In this world of Google Translate and subtitles, it might not always feel like learning to truly understand and speak foreign languages is worth the extra effort or even necessary. You may ask yourself, Why should I learn a new language if most people I encounter have a basic understanding of English anyway? But here’s a quote from Nelson Mandela that really shaped the way I approach my language-learning: “If you talk to a man in a language he understands, that goes to his head. If you talk to him in his own language, that goes to his heart.” WOW. Is that not motivating?
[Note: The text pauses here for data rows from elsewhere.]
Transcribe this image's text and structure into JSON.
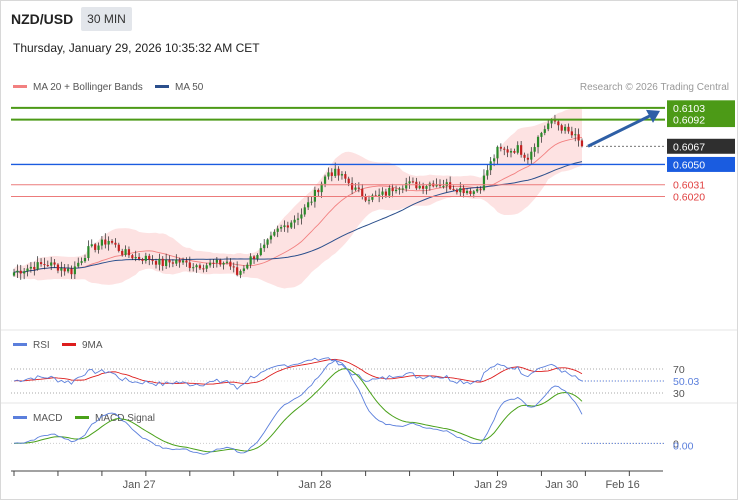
{
  "header": {
    "symbol": "NZD/USD",
    "timeframe": "30 MIN",
    "datetime": "Thursday, January 29, 2026 10:35:32 AM CET",
    "credit": "Research © 2026 Trading Central"
  },
  "colors": {
    "bollinger": "#f28080",
    "bollinger_fill": "#fde2e2",
    "ma50": "#2b4f8c",
    "resistance": "#4c9a17",
    "support_blue": "#1a5ce0",
    "support_red": "#e04040",
    "current": "#2f2f2f",
    "arrow": "#2e5fa6",
    "rsi": "#5b7fdc",
    "rsi_ma": "#dd1d1d",
    "macd": "#5b7fdc",
    "macd_signal": "#4aa11a"
  },
  "chart_data": [
    {
      "type": "candlestick",
      "name": "price",
      "legend": [
        {
          "label": "MA 20 + Bollinger Bands",
          "color": "#f28080"
        },
        {
          "label": "MA 50",
          "color": "#2b4f8c"
        }
      ],
      "ylim": [
        0.5895,
        0.6115
      ],
      "price_levels": [
        {
          "value": 0.6103,
          "label": "0.6103",
          "style": "resistance"
        },
        {
          "value": 0.6092,
          "label": "0.6092",
          "style": "resistance"
        },
        {
          "value": 0.6067,
          "label": "0.6067",
          "style": "current"
        },
        {
          "value": 0.605,
          "label": "0.6050",
          "style": "support"
        },
        {
          "value": 0.6031,
          "label": "0.6031",
          "style": "minor"
        },
        {
          "value": 0.602,
          "label": "0.6020",
          "style": "minor"
        }
      ],
      "projection": {
        "from": 0.6067,
        "to": 0.6103
      },
      "close_anchors": [
        [
          0,
          0.5949
        ],
        [
          6,
          0.5955
        ],
        [
          10,
          0.5957
        ],
        [
          14,
          0.5953
        ],
        [
          17,
          0.595
        ],
        [
          22,
          0.597
        ],
        [
          28,
          0.5979
        ],
        [
          32,
          0.5968
        ],
        [
          36,
          0.5963
        ],
        [
          40,
          0.5962
        ],
        [
          44,
          0.5957
        ],
        [
          48,
          0.596
        ],
        [
          52,
          0.5956
        ],
        [
          56,
          0.5956
        ],
        [
          60,
          0.5957
        ],
        [
          63,
          0.5959
        ],
        [
          66,
          0.5947
        ],
        [
          70,
          0.5962
        ],
        [
          74,
          0.5972
        ],
        [
          78,
          0.5988
        ],
        [
          82,
          0.5997
        ],
        [
          85,
          0.6004
        ],
        [
          88,
          0.6017
        ],
        [
          90,
          0.6028
        ],
        [
          93,
          0.6043
        ],
        [
          95,
          0.6042
        ],
        [
          98,
          0.6036
        ],
        [
          101,
          0.6026
        ],
        [
          104,
          0.602
        ],
        [
          107,
          0.6019
        ],
        [
          110,
          0.6023
        ],
        [
          113,
          0.603
        ],
        [
          116,
          0.6032
        ],
        [
          120,
          0.603
        ],
        [
          124,
          0.6033
        ],
        [
          128,
          0.6031
        ],
        [
          132,
          0.6027
        ],
        [
          136,
          0.6025
        ],
        [
          138,
          0.603
        ],
        [
          140,
          0.6045
        ],
        [
          143,
          0.6063
        ],
        [
          146,
          0.6063
        ],
        [
          149,
          0.6065
        ],
        [
          152,
          0.6057
        ],
        [
          154,
          0.607
        ],
        [
          156,
          0.608
        ],
        [
          158,
          0.6088
        ],
        [
          160,
          0.609
        ],
        [
          163,
          0.6082
        ],
        [
          166,
          0.6075
        ],
        [
          168,
          0.6067
        ]
      ]
    },
    {
      "type": "line",
      "name": "rsi",
      "legend": [
        {
          "label": "RSI",
          "color": "#5b7fdc"
        },
        {
          "label": "9MA",
          "color": "#dd1d1d"
        }
      ],
      "ylim": [
        15,
        85
      ],
      "levels": [
        {
          "value": 70,
          "label": "70"
        },
        {
          "value": 30,
          "label": "30"
        }
      ],
      "last_value": {
        "value": 50.03,
        "label": "50.03"
      }
    },
    {
      "type": "line",
      "name": "macd",
      "legend": [
        {
          "label": "MACD",
          "color": "#5b7fdc"
        },
        {
          "label": "MACD Signal",
          "color": "#4aa11a"
        }
      ],
      "ylim": [
        -0.0006,
        0.0003
      ],
      "levels": [
        {
          "value": 0,
          "label": "0"
        }
      ],
      "last_value": {
        "value": 0.0,
        "label": "0.00"
      }
    }
  ],
  "x_axis": {
    "ticks": [
      {
        "label": "Jan 27",
        "bar": 37
      },
      {
        "label": "Jan 28",
        "bar": 89
      },
      {
        "label": "Jan 29",
        "bar": 141
      },
      {
        "label": "Jan 30",
        "bar": 162
      },
      {
        "label": "Feb 16",
        "bar": 180
      }
    ]
  }
}
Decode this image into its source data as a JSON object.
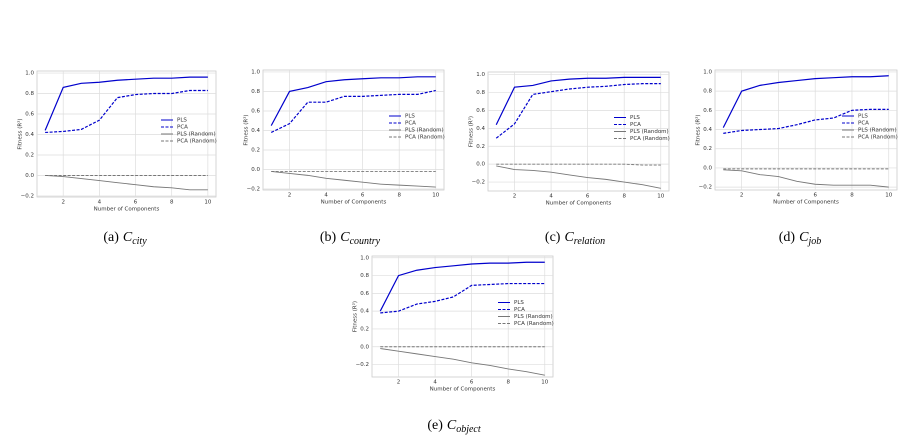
{
  "chart_data": [
    {
      "type": "line",
      "caption_label": "(a)",
      "caption_symbol": "C",
      "caption_subscript": "city",
      "xlabel": "Number of Components",
      "ylabel": "Fitness (R²)",
      "x": [
        1,
        2,
        3,
        4,
        5,
        6,
        7,
        8,
        9,
        10
      ],
      "xlim": [
        0.55,
        10.45
      ],
      "xticks": [
        2,
        4,
        6,
        8,
        10
      ],
      "ylim": [
        -0.21,
        1.02
      ],
      "yticks": [
        {
          "value": -0.2,
          "label": "−0.2"
        },
        {
          "value": 0,
          "label": "0.0"
        },
        0.2,
        0.4,
        0.6,
        0.8,
        {
          "value": 1,
          "label": "1.0"
        }
      ],
      "grid": true,
      "legend": "center right",
      "series": [
        {
          "name": "PLS",
          "color": "#0000cc",
          "style": "solid",
          "values": [
            0.44,
            0.86,
            0.9,
            0.91,
            0.93,
            0.94,
            0.95,
            0.95,
            0.96,
            0.96
          ]
        },
        {
          "name": "PCA",
          "color": "#0000cc",
          "style": "dashed",
          "values": [
            0.42,
            0.43,
            0.45,
            0.54,
            0.76,
            0.79,
            0.8,
            0.8,
            0.83,
            0.83
          ]
        },
        {
          "name": "PLS (Random)",
          "color": "#777777",
          "style": "solid",
          "values": [
            0,
            -0.01,
            -0.03,
            -0.05,
            -0.07,
            -0.09,
            -0.11,
            -0.12,
            -0.14,
            -0.14
          ]
        },
        {
          "name": "PCA (Random)",
          "color": "#777777",
          "style": "dashed",
          "values": [
            0,
            0,
            0,
            0,
            0,
            0,
            0,
            0,
            0,
            0
          ]
        }
      ]
    },
    {
      "type": "line",
      "caption_label": "(b)",
      "caption_symbol": "C",
      "caption_subscript": "country",
      "xlabel": "Number of Components",
      "ylabel": "Fitness (R²)",
      "x": [
        1,
        2,
        3,
        4,
        5,
        6,
        7,
        8,
        9,
        10
      ],
      "xlim": [
        0.55,
        10.45
      ],
      "xticks": [
        2,
        4,
        6,
        8,
        10
      ],
      "ylim": [
        -0.21,
        1.02
      ],
      "yticks": [
        {
          "value": -0.2,
          "label": "−0.2"
        },
        {
          "value": 0,
          "label": "0.0"
        },
        0.2,
        0.4,
        0.6,
        0.8,
        {
          "value": 1,
          "label": "1.0"
        }
      ],
      "grid": true,
      "legend": "center right",
      "series": [
        {
          "name": "PLS",
          "color": "#0000cc",
          "style": "solid",
          "values": [
            0.45,
            0.8,
            0.84,
            0.9,
            0.92,
            0.93,
            0.94,
            0.94,
            0.95,
            0.95
          ]
        },
        {
          "name": "PCA",
          "color": "#0000cc",
          "style": "dashed",
          "values": [
            0.38,
            0.47,
            0.69,
            0.69,
            0.75,
            0.75,
            0.76,
            0.77,
            0.77,
            0.81
          ]
        },
        {
          "name": "PLS (Random)",
          "color": "#777777",
          "style": "solid",
          "values": [
            -0.02,
            -0.04,
            -0.06,
            -0.09,
            -0.11,
            -0.13,
            -0.15,
            -0.16,
            -0.17,
            -0.18
          ]
        },
        {
          "name": "PCA (Random)",
          "color": "#777777",
          "style": "dashed",
          "values": [
            -0.02,
            -0.02,
            -0.02,
            -0.02,
            -0.02,
            -0.02,
            -0.02,
            -0.02,
            -0.02,
            -0.02
          ]
        }
      ]
    },
    {
      "type": "line",
      "caption_label": "(c)",
      "caption_symbol": "C",
      "caption_subscript": "relation",
      "xlabel": "Number of Components",
      "ylabel": "Fitness (R²)",
      "x": [
        1,
        2,
        3,
        4,
        5,
        6,
        7,
        8,
        9,
        10
      ],
      "xlim": [
        0.55,
        10.45
      ],
      "xticks": [
        2,
        4,
        6,
        8,
        10
      ],
      "ylim": [
        -0.3,
        1.03
      ],
      "yticks": [
        {
          "value": -0.2,
          "label": "−0.2"
        },
        {
          "value": 0,
          "label": "0.0"
        },
        0.2,
        0.4,
        0.6,
        0.8,
        {
          "value": 1,
          "label": "1.0"
        }
      ],
      "grid": true,
      "legend": "center right",
      "series": [
        {
          "name": "PLS",
          "color": "#0000cc",
          "style": "solid",
          "values": [
            0.44,
            0.86,
            0.88,
            0.93,
            0.95,
            0.96,
            0.96,
            0.97,
            0.97,
            0.97
          ]
        },
        {
          "name": "PCA",
          "color": "#0000cc",
          "style": "dashed",
          "values": [
            0.29,
            0.45,
            0.78,
            0.81,
            0.84,
            0.86,
            0.87,
            0.89,
            0.9,
            0.9
          ]
        },
        {
          "name": "PLS (Random)",
          "color": "#777777",
          "style": "solid",
          "values": [
            -0.02,
            -0.06,
            -0.07,
            -0.09,
            -0.12,
            -0.15,
            -0.17,
            -0.2,
            -0.23,
            -0.27
          ]
        },
        {
          "name": "PCA (Random)",
          "color": "#777777",
          "style": "dashed",
          "values": [
            0,
            0,
            0,
            0,
            0,
            0,
            0,
            0,
            -0.01,
            -0.01
          ]
        }
      ]
    },
    {
      "type": "line",
      "caption_label": "(d)",
      "caption_symbol": "C",
      "caption_subscript": "job",
      "xlabel": "Number of Components",
      "ylabel": "Fitness (R²)",
      "x": [
        1,
        2,
        3,
        4,
        5,
        6,
        7,
        8,
        9,
        10
      ],
      "xlim": [
        0.55,
        10.45
      ],
      "xticks": [
        2,
        4,
        6,
        8,
        10
      ],
      "ylim": [
        -0.23,
        1.02
      ],
      "yticks": [
        {
          "value": -0.2,
          "label": "−0.2"
        },
        {
          "value": 0,
          "label": "0.0"
        },
        0.2,
        0.4,
        0.6,
        0.8,
        {
          "value": 1,
          "label": "1.0"
        }
      ],
      "grid": true,
      "legend": "center right",
      "series": [
        {
          "name": "PLS",
          "color": "#0000cc",
          "style": "solid",
          "values": [
            0.42,
            0.8,
            0.86,
            0.89,
            0.91,
            0.93,
            0.94,
            0.95,
            0.95,
            0.96
          ]
        },
        {
          "name": "PCA",
          "color": "#0000cc",
          "style": "dashed",
          "values": [
            0.36,
            0.39,
            0.4,
            0.41,
            0.45,
            0.5,
            0.52,
            0.6,
            0.61,
            0.61
          ]
        },
        {
          "name": "PLS (Random)",
          "color": "#777777",
          "style": "solid",
          "values": [
            -0.02,
            -0.03,
            -0.07,
            -0.09,
            -0.14,
            -0.17,
            -0.18,
            -0.18,
            -0.18,
            -0.2
          ]
        },
        {
          "name": "PCA (Random)",
          "color": "#777777",
          "style": "dashed",
          "values": [
            -0.01,
            -0.01,
            -0.01,
            -0.01,
            -0.01,
            -0.01,
            -0.01,
            -0.01,
            -0.01,
            -0.01
          ]
        }
      ]
    },
    {
      "type": "line",
      "caption_label": "(e)",
      "caption_symbol": "C",
      "caption_subscript": "object",
      "xlabel": "Number of Components",
      "ylabel": "Fitness (R²)",
      "x": [
        1,
        2,
        3,
        4,
        5,
        6,
        7,
        8,
        9,
        10
      ],
      "xlim": [
        0.55,
        10.45
      ],
      "xticks": [
        2,
        4,
        6,
        8,
        10
      ],
      "ylim": [
        -0.34,
        1.02
      ],
      "yticks": [
        {
          "value": -0.2,
          "label": "−0.2"
        },
        {
          "value": 0,
          "label": "0.0"
        },
        0.2,
        0.4,
        0.6,
        0.8,
        {
          "value": 1,
          "label": "1.0"
        }
      ],
      "grid": true,
      "legend": "center right",
      "series": [
        {
          "name": "PLS",
          "color": "#0000cc",
          "style": "solid",
          "values": [
            0.4,
            0.8,
            0.86,
            0.89,
            0.91,
            0.93,
            0.94,
            0.94,
            0.95,
            0.95
          ]
        },
        {
          "name": "PCA",
          "color": "#0000cc",
          "style": "dashed",
          "values": [
            0.38,
            0.4,
            0.48,
            0.51,
            0.56,
            0.69,
            0.7,
            0.71,
            0.71,
            0.71
          ]
        },
        {
          "name": "PLS (Random)",
          "color": "#777777",
          "style": "solid",
          "values": [
            -0.02,
            -0.05,
            -0.08,
            -0.11,
            -0.14,
            -0.18,
            -0.21,
            -0.25,
            -0.28,
            -0.32
          ]
        },
        {
          "name": "PCA (Random)",
          "color": "#777777",
          "style": "dashed",
          "values": [
            0,
            0,
            0,
            0,
            0,
            0,
            0,
            0,
            0,
            0
          ]
        }
      ]
    }
  ]
}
As I progressed through my rather uncommon path of taking classes on two separate IB Language B tracks—SL French B and HL Spanish B—I began to refocus the goal of my language studies from one based on technicality to one founded on familiarization. After all, even if I was the very best at completing fill-in-the-blank conjugations and reciting vocab, how far would that actually take me when I, a lifeguard and an aspiring physician, needed to tell a Spanish-speaking child to stop climbing the railings at the pool or came face-to-face with a native French patient? From what I’ve seen and experienced, not far enough.
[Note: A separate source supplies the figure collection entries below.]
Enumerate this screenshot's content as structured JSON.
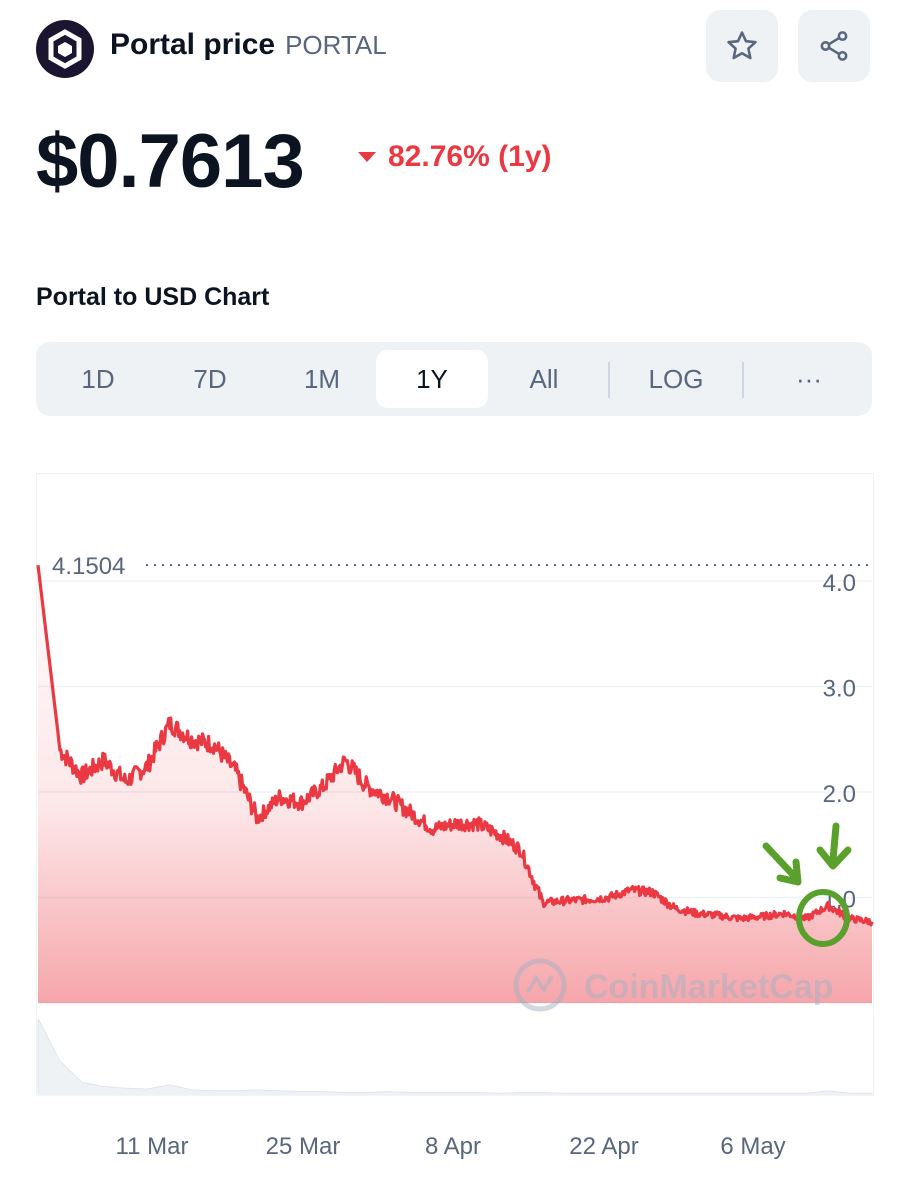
{
  "header": {
    "name": "Portal price",
    "ticker": "PORTAL",
    "logo_icon": "portal-logo-icon",
    "star_icon": "star-icon",
    "share_icon": "share-icon"
  },
  "price": {
    "value": "$0.7613",
    "change": "82.76% (1y)",
    "change_color": "#ea3943"
  },
  "chart_title": "Portal to USD Chart",
  "range_tabs": [
    {
      "label": "1D",
      "active": false
    },
    {
      "label": "7D",
      "active": false
    },
    {
      "label": "1M",
      "active": false
    },
    {
      "label": "1Y",
      "active": true
    },
    {
      "label": "All",
      "active": false
    },
    {
      "label": "LOG",
      "active": false
    },
    {
      "label": "···",
      "active": false
    }
  ],
  "watermark": "CoinMarketCap",
  "chart_data": {
    "type": "line",
    "title": "",
    "xlabel": "",
    "ylabel": "",
    "line_color": "#ea3943",
    "y_ticks": [
      "4.0",
      "3.0",
      "2.0",
      "1.0"
    ],
    "ylim": [
      0,
      4.6
    ],
    "x_ticks": [
      "11 Mar",
      "25 Mar",
      "8 Apr",
      "22 Apr",
      "6 May"
    ],
    "max_label": "4.1504",
    "series": [
      {
        "name": "",
        "x": [
          "29 Feb",
          "1 Mar",
          "3 Mar",
          "5 Mar",
          "7 Mar",
          "9 Mar",
          "11 Mar",
          "13 Mar",
          "15 Mar",
          "17 Mar",
          "19 Mar",
          "21 Mar",
          "23 Mar",
          "25 Mar",
          "27 Mar",
          "29 Mar",
          "31 Mar",
          "2 Apr",
          "4 Apr",
          "6 Apr",
          "8 Apr",
          "10 Apr",
          "12 Apr",
          "14 Apr",
          "16 Apr",
          "18 Apr",
          "20 Apr",
          "22 Apr",
          "24 Apr",
          "26 Apr",
          "28 Apr",
          "30 Apr",
          "2 May",
          "4 May",
          "6 May",
          "8 May",
          "10 May",
          "12 May",
          "14 May"
        ],
        "values": [
          4.15,
          2.4,
          2.15,
          2.3,
          2.1,
          2.25,
          2.65,
          2.5,
          2.45,
          2.2,
          1.75,
          1.95,
          1.9,
          2.05,
          2.3,
          2.05,
          1.95,
          1.8,
          1.65,
          1.7,
          1.7,
          1.6,
          1.45,
          0.95,
          0.97,
          0.98,
          1.0,
          1.07,
          1.05,
          0.9,
          0.85,
          0.83,
          0.8,
          0.82,
          0.85,
          0.8,
          0.92,
          0.8,
          0.77
        ]
      }
    ],
    "volume_series": [
      0.9,
      0.4,
      0.15,
      0.1,
      0.08,
      0.07,
      0.12,
      0.06,
      0.05,
      0.05,
      0.06,
      0.05,
      0.04,
      0.04,
      0.03,
      0.03,
      0.04,
      0.03,
      0.03,
      0.03,
      0.03,
      0.02,
      0.03,
      0.03,
      0.02,
      0.02,
      0.02,
      0.02,
      0.02,
      0.02,
      0.02,
      0.02,
      0.02,
      0.02,
      0.02,
      0.02,
      0.05,
      0.02,
      0.02
    ],
    "annotations": [
      "arrow-icon",
      "arrow-icon",
      "circle-highlight"
    ],
    "annotation_color": "#5aa02c",
    "grid": true,
    "legend": "none"
  }
}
One could call getting top grades in their French class a success—for a long time, that was my goal too, and to a certain extent, it definitely is—but I’ve come to the realization that obtaining a TRUE fluency in languages calls for more than a mere understanding of grammar conventions and a reservoir of random vocabulary. Rather, true fluency in a language calls for cultural understanding, a grasp of native linguistic nuances, and consistent practice.
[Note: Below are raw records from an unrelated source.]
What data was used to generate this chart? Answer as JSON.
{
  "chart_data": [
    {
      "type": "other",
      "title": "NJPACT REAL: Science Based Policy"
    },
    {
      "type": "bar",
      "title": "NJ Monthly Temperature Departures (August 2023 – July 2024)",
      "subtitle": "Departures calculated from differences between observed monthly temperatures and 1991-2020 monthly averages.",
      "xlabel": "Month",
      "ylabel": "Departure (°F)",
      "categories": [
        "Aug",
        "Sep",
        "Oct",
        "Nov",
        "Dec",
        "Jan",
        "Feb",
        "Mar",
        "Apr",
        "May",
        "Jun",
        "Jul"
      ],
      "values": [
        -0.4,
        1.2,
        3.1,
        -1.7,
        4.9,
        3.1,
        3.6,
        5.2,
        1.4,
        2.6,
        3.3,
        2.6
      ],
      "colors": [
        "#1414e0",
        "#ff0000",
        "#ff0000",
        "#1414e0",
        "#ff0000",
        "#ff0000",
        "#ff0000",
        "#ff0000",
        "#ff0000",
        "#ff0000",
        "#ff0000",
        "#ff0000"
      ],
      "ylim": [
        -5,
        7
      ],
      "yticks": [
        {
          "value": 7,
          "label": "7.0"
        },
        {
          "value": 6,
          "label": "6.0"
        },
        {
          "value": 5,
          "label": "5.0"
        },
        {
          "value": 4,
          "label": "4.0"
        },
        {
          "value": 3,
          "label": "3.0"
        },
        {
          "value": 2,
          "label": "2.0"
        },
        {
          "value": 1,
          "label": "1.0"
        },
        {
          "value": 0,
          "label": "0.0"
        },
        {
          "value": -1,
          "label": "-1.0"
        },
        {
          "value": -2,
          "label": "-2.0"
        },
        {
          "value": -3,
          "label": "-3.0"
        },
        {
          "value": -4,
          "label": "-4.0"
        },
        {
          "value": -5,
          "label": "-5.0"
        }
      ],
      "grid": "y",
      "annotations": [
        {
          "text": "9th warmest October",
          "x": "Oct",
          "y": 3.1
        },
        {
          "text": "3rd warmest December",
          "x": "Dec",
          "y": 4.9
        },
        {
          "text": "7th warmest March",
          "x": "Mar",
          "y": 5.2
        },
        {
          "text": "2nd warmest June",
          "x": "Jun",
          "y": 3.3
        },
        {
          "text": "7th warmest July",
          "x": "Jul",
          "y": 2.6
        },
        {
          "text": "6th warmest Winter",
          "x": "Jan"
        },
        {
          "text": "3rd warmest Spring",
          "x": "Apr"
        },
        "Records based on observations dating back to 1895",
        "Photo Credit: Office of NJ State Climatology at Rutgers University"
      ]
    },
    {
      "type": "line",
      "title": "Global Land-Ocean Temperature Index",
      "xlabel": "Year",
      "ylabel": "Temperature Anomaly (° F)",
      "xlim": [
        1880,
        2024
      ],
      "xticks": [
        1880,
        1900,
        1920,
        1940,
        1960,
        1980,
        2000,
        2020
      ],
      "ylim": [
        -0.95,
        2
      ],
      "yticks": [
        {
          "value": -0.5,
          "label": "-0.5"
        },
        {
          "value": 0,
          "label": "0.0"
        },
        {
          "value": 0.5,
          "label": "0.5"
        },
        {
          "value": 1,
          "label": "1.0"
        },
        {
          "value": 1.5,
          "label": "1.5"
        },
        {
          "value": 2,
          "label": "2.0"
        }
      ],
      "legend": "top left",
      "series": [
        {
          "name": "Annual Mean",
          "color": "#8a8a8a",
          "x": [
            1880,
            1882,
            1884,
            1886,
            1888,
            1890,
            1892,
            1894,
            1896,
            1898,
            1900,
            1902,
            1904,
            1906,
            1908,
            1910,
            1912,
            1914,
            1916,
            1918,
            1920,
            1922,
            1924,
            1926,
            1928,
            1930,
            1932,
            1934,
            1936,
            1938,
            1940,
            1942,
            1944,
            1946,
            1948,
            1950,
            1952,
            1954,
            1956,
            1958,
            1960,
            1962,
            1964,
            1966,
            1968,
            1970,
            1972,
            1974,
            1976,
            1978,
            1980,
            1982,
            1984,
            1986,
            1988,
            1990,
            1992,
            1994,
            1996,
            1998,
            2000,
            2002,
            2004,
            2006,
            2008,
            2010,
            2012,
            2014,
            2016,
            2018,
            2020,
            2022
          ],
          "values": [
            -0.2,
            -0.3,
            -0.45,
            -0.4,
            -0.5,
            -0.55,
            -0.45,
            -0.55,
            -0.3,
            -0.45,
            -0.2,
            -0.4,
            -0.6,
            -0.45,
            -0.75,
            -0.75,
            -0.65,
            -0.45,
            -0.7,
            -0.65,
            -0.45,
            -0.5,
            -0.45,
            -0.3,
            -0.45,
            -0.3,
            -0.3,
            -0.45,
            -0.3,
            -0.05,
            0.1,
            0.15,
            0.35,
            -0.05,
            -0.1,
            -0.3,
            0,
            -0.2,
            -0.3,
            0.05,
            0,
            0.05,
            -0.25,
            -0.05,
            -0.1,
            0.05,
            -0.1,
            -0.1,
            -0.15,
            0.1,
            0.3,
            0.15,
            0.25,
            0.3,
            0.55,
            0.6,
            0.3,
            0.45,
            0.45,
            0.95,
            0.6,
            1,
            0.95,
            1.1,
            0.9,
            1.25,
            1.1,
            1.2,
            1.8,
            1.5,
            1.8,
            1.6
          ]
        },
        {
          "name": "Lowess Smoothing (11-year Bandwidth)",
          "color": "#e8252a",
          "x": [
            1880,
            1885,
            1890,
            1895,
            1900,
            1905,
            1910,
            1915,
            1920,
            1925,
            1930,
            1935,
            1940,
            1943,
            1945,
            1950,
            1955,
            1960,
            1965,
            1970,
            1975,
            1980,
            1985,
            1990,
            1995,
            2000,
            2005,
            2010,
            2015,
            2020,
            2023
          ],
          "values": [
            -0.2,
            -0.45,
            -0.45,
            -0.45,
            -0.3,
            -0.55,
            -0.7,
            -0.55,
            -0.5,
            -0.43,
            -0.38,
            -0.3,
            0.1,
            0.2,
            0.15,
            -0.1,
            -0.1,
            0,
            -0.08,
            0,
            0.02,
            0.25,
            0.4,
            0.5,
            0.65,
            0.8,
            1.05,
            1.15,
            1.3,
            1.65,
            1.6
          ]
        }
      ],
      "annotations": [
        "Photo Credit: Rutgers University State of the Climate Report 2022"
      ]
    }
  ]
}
So whatever your career aspirations and life goals may be, I want to encourage you to consider sincerely devoting time and effort into your language studies, for even in this rapidly developing world of high-tech tools and instantaneous results, the slow and consistent process of truly learning a language and the ultimate fluency you will acquire can unlock so many more opportunities to form deeper relationships and diverse communities.